On Jan. 15, Davis issued the fee award as well as a $340 million final judgment, based on the jury verdict and additional awards allowed under the antitrust laws.

However, in an earlier ruling, on Nov. 10, 2014, Davis had rejected an initial $36 million fee request made by RTI. In his denial of that first fee request, Davis said that RTI had failed to show that it had presented an exceptional case under the Lanham Act, and therefore qualified for additional fees. He also ruled that RTI was entitled to only 50 percent of the fees it had sought for the work its lawyers had done prosecuting previous related claims.

His team used Davis’ order denying the $36 million proposed fees as a road map for recalculating a new fee request, Hardin said.

“We redacted and retracted and came up with a number,” Hardin said.

Also, following instructions from the judge, Hardin said, his team conferred with the defendant’s counsel about the request. BD’s lawyers didn’t dispute the particular calculations RTI lawyers used; rather, they objected to the notion that RTI was eligible for any award, Hardin said.

On Dec. 23, 2014, RTI filed under seal a motion for reduced fees in accordance with Davis’ order. In a response filed Jan. 7, BD, represented by Sam Baxter, shareholder in the Marshall office of McKool Smith, argued that RTI was not entitled to attorney fees because it had not prevailed on any of their claims as a matter of law.

“I’m sure they are going to appeal” both the final judgment and the fee award, predicted Hardin about BD and its lawyers.

21 Pages To Cut Fees

U.S. District Judge Frank Montalvo for the Western District of Texas in El Paso issued a 21-page ruling on Jan. 21 with copious details about why he had reduced by more than half the $2,775 in fees sought by Francisco Ortega’s corporate client. Ortega’s client had requested the fee-award for work that Ortega, as a shareholder in El Paso’s ScottHulse, had done related to its motion to compel discovery. Notably, Montalvo had asked Ortega’s client to submit the pretrial fee request for his work on the motion.

Ortega declined to comment for this story.

Montalvo’s ruling raised multiple questions about the fees proposed for work performed by Ortega, a former law clerk for the Supreme Court of Texas.

In his ruling, Montalvo noted that Ortega “affirms under penalty of perjury that he spent approximately 11.10 hours performing activities” on his motion and related documents at an hourly rate of $250. Montalvo, however, concluded that Ortega worked only five hours on those tasks and could only charge $200 an hour, for a total of a $1,000 fee award.

In the pages of his ruling before he reaches that conclusion, Montalvo provided what he calls “a line-by-line analysis” of Ortega’s invoice.
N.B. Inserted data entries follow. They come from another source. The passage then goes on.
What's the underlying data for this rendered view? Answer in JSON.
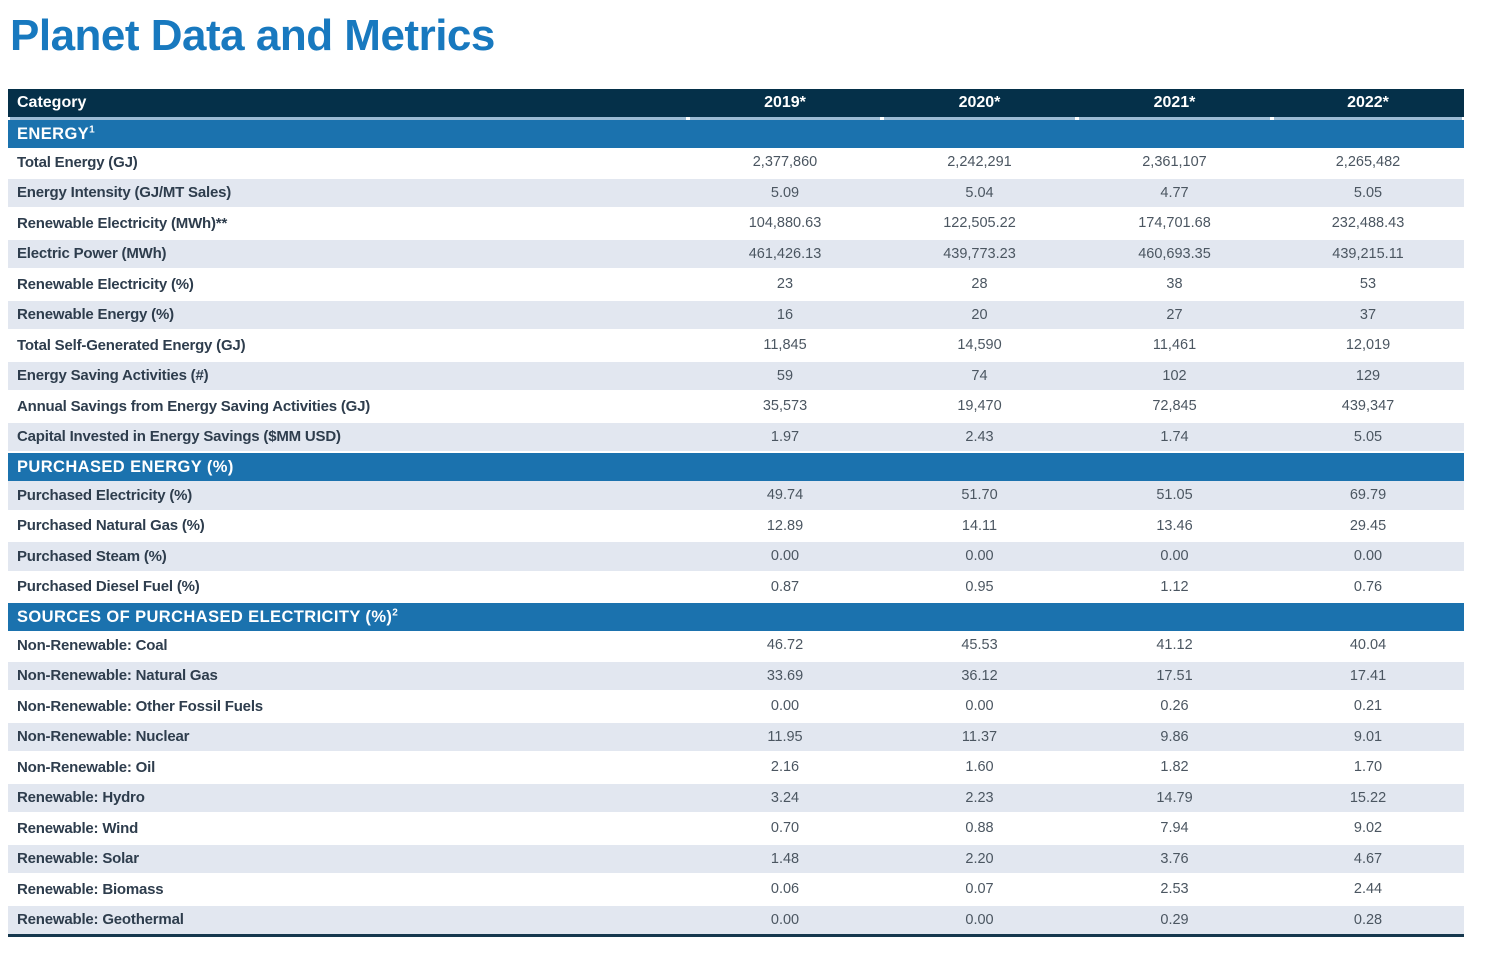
{
  "page_title": "Planet Data and Metrics",
  "colors": {
    "title_blue": "#1879bf",
    "header_bar_bg": "#053049",
    "section_bar_bg": "#1b72ae",
    "row_stripe_bg": "#e2e7f0",
    "header_underline": "#9cbbd4",
    "label_text": "#2e3d4d",
    "value_text": "#4b5661"
  },
  "table": {
    "columns": [
      "Category",
      "2019*",
      "2020*",
      "2021*",
      "2022*"
    ],
    "sections": [
      {
        "title": "ENERGY",
        "title_sup": "1",
        "rows": [
          {
            "label": "Total Energy (GJ)",
            "values": [
              "2,377,860",
              "2,242,291",
              "2,361,107",
              "2,265,482"
            ]
          },
          {
            "label": "Energy Intensity (GJ/MT Sales)",
            "values": [
              "5.09",
              "5.04",
              "4.77",
              "5.05"
            ]
          },
          {
            "label": "Renewable Electricity (MWh)**",
            "values": [
              "104,880.63",
              "122,505.22",
              "174,701.68",
              "232,488.43"
            ]
          },
          {
            "label": "Electric Power (MWh)",
            "values": [
              "461,426.13",
              "439,773.23",
              "460,693.35",
              "439,215.11"
            ]
          },
          {
            "label": "Renewable Electricity (%)",
            "values": [
              "23",
              "28",
              "38",
              "53"
            ]
          },
          {
            "label": "Renewable Energy (%)",
            "values": [
              "16",
              "20",
              "27",
              "37"
            ]
          },
          {
            "label": "Total Self-Generated Energy (GJ)",
            "values": [
              "11,845",
              "14,590",
              "11,461",
              "12,019"
            ]
          },
          {
            "label": "Energy Saving Activities (#)",
            "values": [
              "59",
              "74",
              "102",
              "129"
            ]
          },
          {
            "label": "Annual Savings from Energy Saving Activities (GJ)",
            "values": [
              "35,573",
              "19,470",
              "72,845",
              "439,347"
            ]
          },
          {
            "label": "Capital Invested in Energy Savings ($MM USD)",
            "values": [
              "1.97",
              "2.43",
              "1.74",
              "5.05"
            ]
          }
        ]
      },
      {
        "title": "PURCHASED ENERGY (%)",
        "title_sup": "",
        "rows": [
          {
            "label": "Purchased Electricity (%)",
            "values": [
              "49.74",
              "51.70",
              "51.05",
              "69.79"
            ]
          },
          {
            "label": "Purchased Natural Gas (%)",
            "values": [
              "12.89",
              "14.11",
              "13.46",
              "29.45"
            ]
          },
          {
            "label": "Purchased Steam (%)",
            "values": [
              "0.00",
              "0.00",
              "0.00",
              "0.00"
            ]
          },
          {
            "label": "Purchased Diesel Fuel (%)",
            "values": [
              "0.87",
              "0.95",
              "1.12",
              "0.76"
            ]
          }
        ]
      },
      {
        "title": "SOURCES OF PURCHASED ELECTRICITY (%)",
        "title_sup": "2",
        "rows": [
          {
            "label": "Non-Renewable: Coal",
            "values": [
              "46.72",
              "45.53",
              "41.12",
              "40.04"
            ]
          },
          {
            "label": "Non-Renewable: Natural Gas",
            "values": [
              "33.69",
              "36.12",
              "17.51",
              "17.41"
            ]
          },
          {
            "label": "Non-Renewable: Other Fossil Fuels",
            "values": [
              "0.00",
              "0.00",
              "0.26",
              "0.21"
            ]
          },
          {
            "label": "Non-Renewable: Nuclear",
            "values": [
              "11.95",
              "11.37",
              "9.86",
              "9.01"
            ]
          },
          {
            "label": "Non-Renewable: Oil",
            "values": [
              "2.16",
              "1.60",
              "1.82",
              "1.70"
            ]
          },
          {
            "label": "Renewable: Hydro",
            "values": [
              "3.24",
              "2.23",
              "14.79",
              "15.22"
            ]
          },
          {
            "label": "Renewable: Wind",
            "values": [
              "0.70",
              "0.88",
              "7.94",
              "9.02"
            ]
          },
          {
            "label": "Renewable: Solar",
            "values": [
              "1.48",
              "2.20",
              "3.76",
              "4.67"
            ]
          },
          {
            "label": "Renewable: Biomass",
            "values": [
              "0.06",
              "0.07",
              "2.53",
              "2.44"
            ]
          },
          {
            "label": "Renewable: Geothermal",
            "values": [
              "0.00",
              "0.00",
              "0.29",
              "0.28"
            ]
          }
        ]
      }
    ]
  }
}
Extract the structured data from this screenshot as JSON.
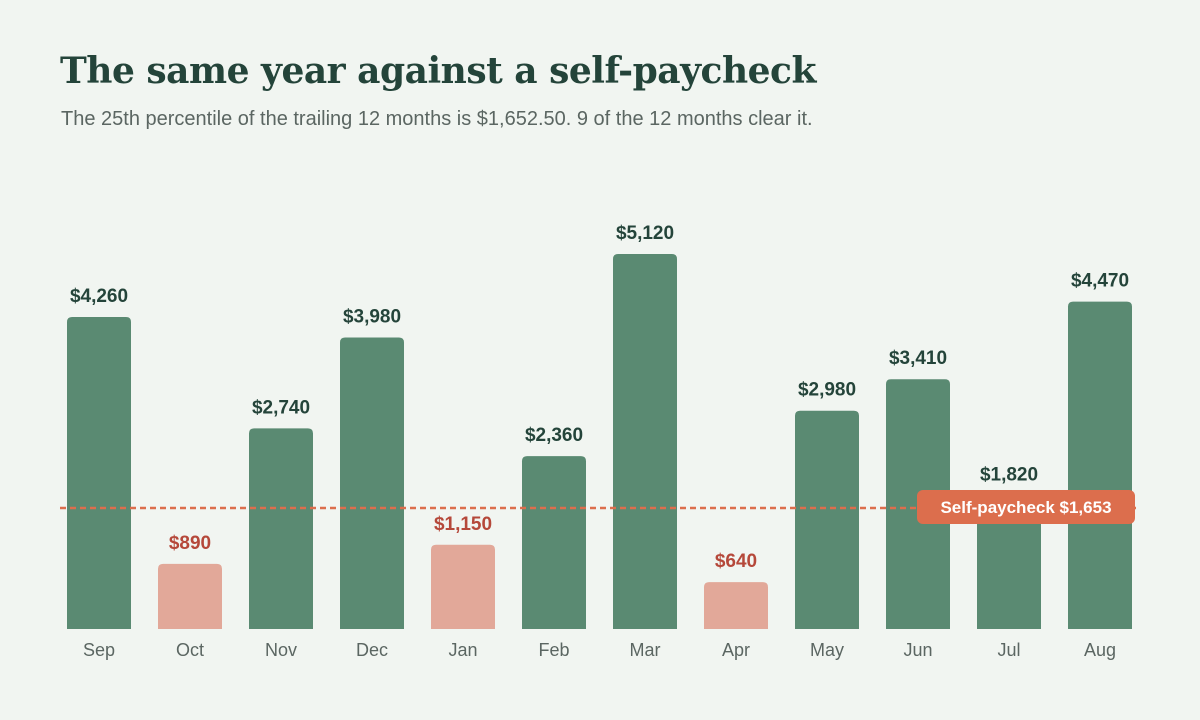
{
  "title": "The same year against a self-paycheck",
  "subtitle": "The 25th percentile of the trailing 12 months is $1,652.50. 9 of the 12 months clear it.",
  "colors": {
    "above": "#5a8a72",
    "below": "#e2a899",
    "above_label": "#24443a",
    "below_label": "#b5483a",
    "threshold": "#dc6e4d",
    "title": "#24443a",
    "subtitle": "#5b6662"
  },
  "chart_data": {
    "type": "bar",
    "categories": [
      "Sep",
      "Oct",
      "Nov",
      "Dec",
      "Jan",
      "Feb",
      "Mar",
      "Apr",
      "May",
      "Jun",
      "Jul",
      "Aug"
    ],
    "values": [
      4260,
      890,
      2740,
      3980,
      1150,
      2360,
      5120,
      640,
      2980,
      3410,
      1820,
      4470
    ],
    "value_labels": [
      "$4,260",
      "$890",
      "$2,740",
      "$3,980",
      "$1,150",
      "$2,360",
      "$5,120",
      "$640",
      "$2,980",
      "$3,410",
      "$1,820",
      "$4,470"
    ],
    "ylim": [
      0,
      5120
    ],
    "grid": false,
    "threshold": {
      "value": 1652.5,
      "label": "Self-paycheck $1,653",
      "style": "dashed"
    }
  }
}
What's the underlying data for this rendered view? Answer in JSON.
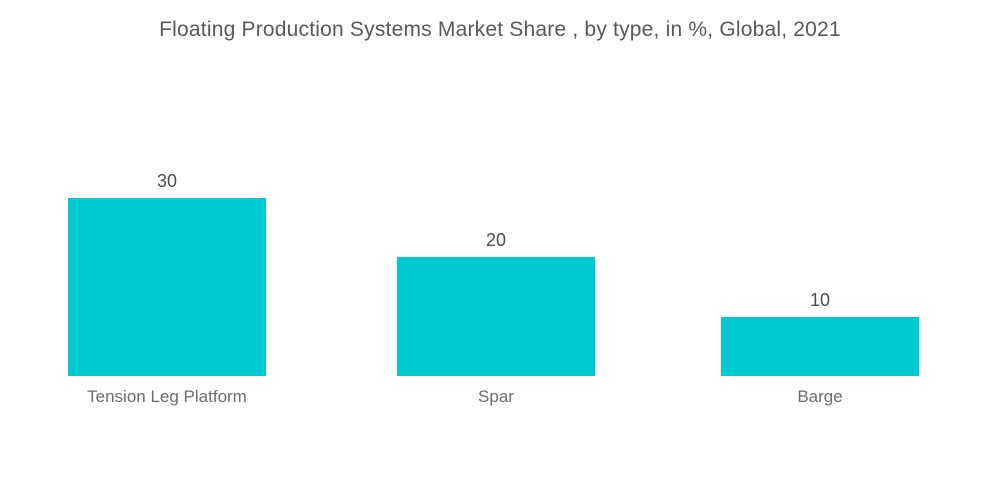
{
  "page": {
    "background": "#ffffff"
  },
  "chart_data": {
    "type": "bar",
    "title": "Floating Production Systems Market Share , by type, in %, Global, 2021",
    "categories": [
      "Tension Leg Platform",
      "Spar",
      "Barge"
    ],
    "values": [
      30,
      20,
      10
    ],
    "unit": "%",
    "xlabel": "",
    "ylabel": "",
    "ylim": [
      0,
      33
    ],
    "grid": false,
    "legend": false,
    "axes_visible": false,
    "bar_color": "#00CAD1",
    "title_color": "#58595B",
    "value_label_color": "#4D4E50",
    "category_label_color": "#6B6C6F"
  }
}
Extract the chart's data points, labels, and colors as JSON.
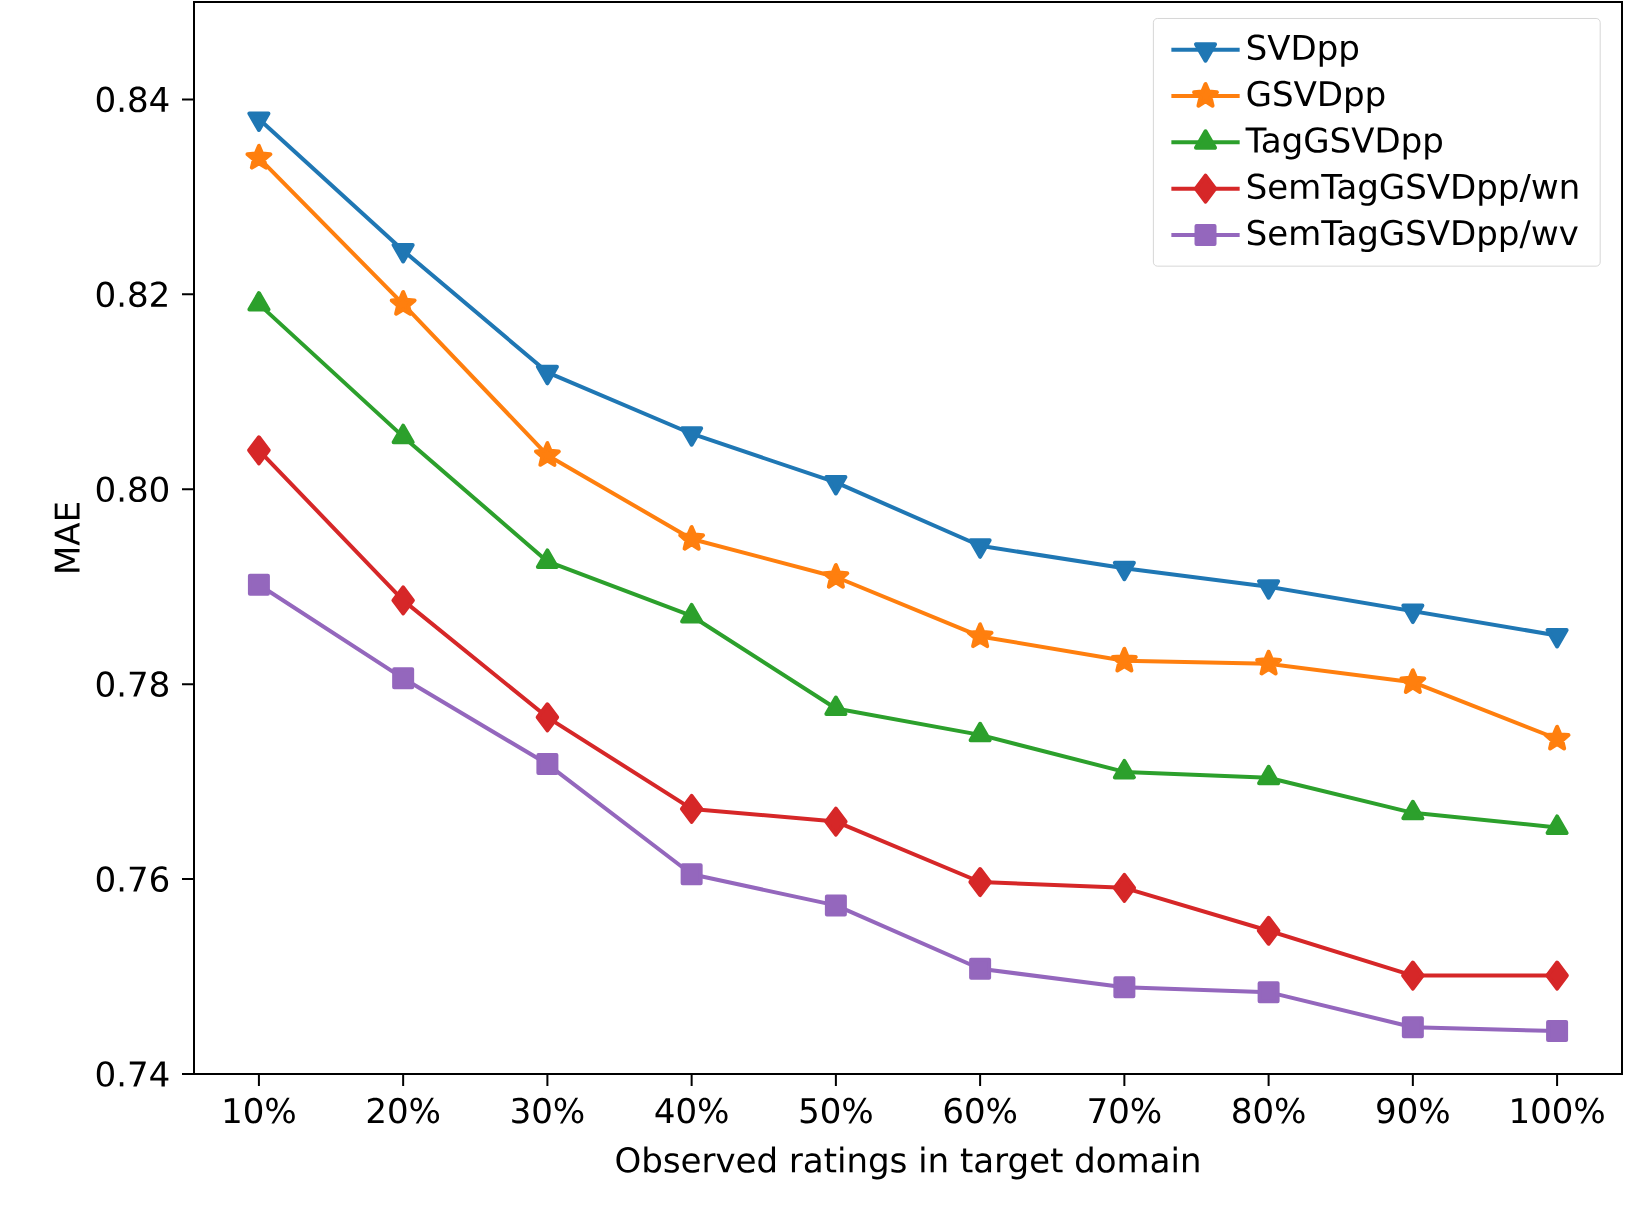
{
  "chart_data": {
    "type": "line",
    "xlabel": "Observed ratings in target domain",
    "ylabel": "MAE",
    "categories": [
      "10%",
      "20%",
      "30%",
      "40%",
      "50%",
      "60%",
      "70%",
      "80%",
      "90%",
      "100%"
    ],
    "ylim": [
      0.74,
      0.85
    ],
    "yticks": [
      0.74,
      0.76,
      0.78,
      {
        "value": 0.8,
        "label": "0.80"
      },
      0.82,
      0.84
    ],
    "series": [
      {
        "name": "SVDpp",
        "color": "#1f77b4",
        "marker": "triangle-down",
        "values": [
          0.838,
          0.8245,
          0.812,
          0.8057,
          0.8007,
          0.7942,
          0.7919,
          0.79,
          0.7875,
          0.785
        ]
      },
      {
        "name": "GSVDpp",
        "color": "#ff7f0e",
        "marker": "star",
        "values": [
          0.834,
          0.819,
          0.8035,
          0.7949,
          0.791,
          0.7849,
          0.7824,
          0.7821,
          0.7802,
          0.7744
        ]
      },
      {
        "name": "TagGSVDpp",
        "color": "#2ca02c",
        "marker": "triangle",
        "values": [
          0.819,
          0.8054,
          0.7926,
          0.787,
          0.7775,
          0.7748,
          0.771,
          0.7704,
          0.7668,
          0.7653
        ]
      },
      {
        "name": "SemTagGSVDpp/wn",
        "color": "#d62728",
        "marker": "diamond",
        "values": [
          0.804,
          0.7886,
          0.7766,
          0.7672,
          0.7659,
          0.7597,
          0.7591,
          0.7547,
          0.7501,
          0.7501
        ]
      },
      {
        "name": "SemTagGSVDpp/wv",
        "color": "#9467bd",
        "marker": "square",
        "values": [
          0.7902,
          0.7806,
          0.7718,
          0.7605,
          0.7573,
          0.7508,
          0.7489,
          0.7484,
          0.7448,
          0.7444
        ]
      }
    ],
    "line_style": "solid",
    "grid": false,
    "legend": "top right"
  }
}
The judge deemed 0.30 hours spent on communications about unanswered discovery requests and 0.40 hours reviewing answers to interrogatories to be excessive. Both of those tasks should have consumed half the amount of time requested, the judge concluded. With the “universal adoption of email, forwarding expeditious information is ubiquitous,” Montalvo wrote, to explain why he slashed by 50 percent the time alleged in forwarding discovery requests and providing status updates. As to the time Ortega spent researching, drafting and finalizing his motion to compel, the judge expressed skepticism. He noted that the ScottHulse shareholder has practiced for seven years. Given the “simplicity” of the legal standards for the work, and Ortega’s “caliber” as an attorney, the judge concluded, the creation of the seven-page document couldn’t have taken Ortega long to produce.